15

I have a data frame, which after applying the melt function looks similar to:

 var       val
1 a 0.6133426
2 a 0.9736237
3 b 0.6201497
4 b 0.3482745
5 c 0.3693730
6 c 0.3564962

..................

The initial dataframe had 3 columns with the column names, a,b,c and their associated values. I need to plot on the same graph, using ggplot the associated ecdf for each of these columns (ecdf(a),ecdf(b),ecdf(c)) but I am failing in doing this. I tried:

p<-ggplot(melt_exp,aes(melt_exp$val,ecdf,colour=melt_exp$var))
pg<-p+geom_step()

But I am getting an error :arguments imply differing number of rows: 34415, 0.
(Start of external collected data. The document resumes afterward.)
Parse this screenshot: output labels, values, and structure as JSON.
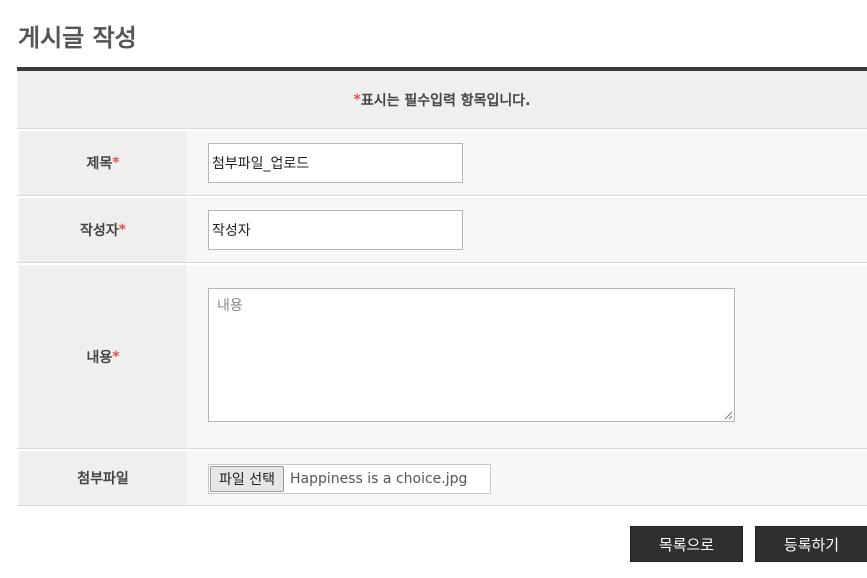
{
  "page": {
    "title": "게시글 작성"
  },
  "notice": {
    "marker": "*",
    "text": " 표시는 필수입력 항목입니다."
  },
  "form": {
    "required_mark": "*",
    "title": {
      "label": "제목",
      "value": "첨부파일_업로드"
    },
    "author": {
      "label": "작성자",
      "value": "작성자"
    },
    "content": {
      "label": "내용",
      "placeholder": "내용"
    },
    "attachment": {
      "label": "첨부파일",
      "button_label": "파일 선택",
      "file_name": "Happiness is a choice.jpg"
    }
  },
  "actions": {
    "list_label": "목록으로",
    "submit_label": "등록하기"
  }
}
Does anyone have an idea on how this can be done? The graph should look similar to the one returned by plot(ecdf(x)), not a step-like one.

Thank you!

agatha
  • 1,513
  • 5
  • 16
  • 28

3 Answers3

17

My first thought was to try to use stat_function, but since ecdf returns a function, I couldn't get that working quickly. Instead, here's a solution the requires that you attach the computed values to the data frame first (using Ramnath's example data):

library(plyr) # function ddply()
mydf_m <- ddply(mydf_m, .(variable), transform, ecd = ecdf(value)(value))
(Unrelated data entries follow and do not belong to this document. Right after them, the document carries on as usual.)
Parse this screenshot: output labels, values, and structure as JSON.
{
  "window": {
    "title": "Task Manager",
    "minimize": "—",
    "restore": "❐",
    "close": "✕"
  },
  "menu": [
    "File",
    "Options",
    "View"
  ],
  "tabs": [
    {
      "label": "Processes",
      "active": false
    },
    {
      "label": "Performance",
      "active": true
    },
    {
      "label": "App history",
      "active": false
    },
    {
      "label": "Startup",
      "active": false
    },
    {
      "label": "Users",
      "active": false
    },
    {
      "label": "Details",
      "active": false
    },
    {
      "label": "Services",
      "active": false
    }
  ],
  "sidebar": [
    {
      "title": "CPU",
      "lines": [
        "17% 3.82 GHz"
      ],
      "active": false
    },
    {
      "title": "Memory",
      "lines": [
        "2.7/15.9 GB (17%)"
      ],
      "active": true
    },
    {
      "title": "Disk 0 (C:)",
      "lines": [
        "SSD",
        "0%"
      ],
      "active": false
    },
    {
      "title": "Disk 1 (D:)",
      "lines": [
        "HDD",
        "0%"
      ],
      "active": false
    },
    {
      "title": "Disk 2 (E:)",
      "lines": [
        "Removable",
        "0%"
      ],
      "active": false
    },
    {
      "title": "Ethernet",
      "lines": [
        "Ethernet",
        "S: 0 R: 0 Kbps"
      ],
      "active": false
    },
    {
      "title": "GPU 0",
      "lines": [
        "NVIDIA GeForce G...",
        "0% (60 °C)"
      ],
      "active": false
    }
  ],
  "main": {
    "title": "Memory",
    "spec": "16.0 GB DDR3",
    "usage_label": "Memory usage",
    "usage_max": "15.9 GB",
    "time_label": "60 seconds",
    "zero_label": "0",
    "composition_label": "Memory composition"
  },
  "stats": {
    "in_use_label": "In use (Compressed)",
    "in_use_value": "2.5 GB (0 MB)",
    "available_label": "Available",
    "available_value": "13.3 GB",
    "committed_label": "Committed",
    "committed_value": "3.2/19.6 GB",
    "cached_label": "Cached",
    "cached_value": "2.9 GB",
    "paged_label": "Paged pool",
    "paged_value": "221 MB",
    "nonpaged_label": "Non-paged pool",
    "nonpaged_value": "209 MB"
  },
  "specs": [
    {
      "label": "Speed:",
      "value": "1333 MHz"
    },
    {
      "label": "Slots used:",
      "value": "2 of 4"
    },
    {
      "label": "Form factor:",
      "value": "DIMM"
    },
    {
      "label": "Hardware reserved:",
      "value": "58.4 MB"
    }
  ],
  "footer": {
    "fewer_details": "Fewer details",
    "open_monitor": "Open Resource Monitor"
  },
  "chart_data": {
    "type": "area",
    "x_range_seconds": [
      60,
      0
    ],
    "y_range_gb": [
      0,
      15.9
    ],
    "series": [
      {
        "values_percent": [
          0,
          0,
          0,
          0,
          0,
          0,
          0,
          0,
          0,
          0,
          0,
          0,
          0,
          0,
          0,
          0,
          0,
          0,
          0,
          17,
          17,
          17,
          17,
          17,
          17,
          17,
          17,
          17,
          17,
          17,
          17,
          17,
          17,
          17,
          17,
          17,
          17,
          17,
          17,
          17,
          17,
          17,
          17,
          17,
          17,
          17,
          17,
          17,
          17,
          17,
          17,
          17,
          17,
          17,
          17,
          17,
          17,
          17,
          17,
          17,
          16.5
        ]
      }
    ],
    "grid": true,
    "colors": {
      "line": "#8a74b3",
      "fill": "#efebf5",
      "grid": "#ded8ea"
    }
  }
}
ggplot(mydf_m,aes(x = value, y = ecd)) + 
    geom_line(aes(group = variable, colour = variable))

enter image description here

If you want a smooth estimate of the ECDF you could also use geom_smooth together with the function ns() from the spline package:

library(splines) # function ns()
ggplot(mydf_m, aes(x = value, y = ecd, group = variable, colour = variable)) + 
    geom_smooth(se = FALSE, formula = y ~ ns(x, 3), method = "lm")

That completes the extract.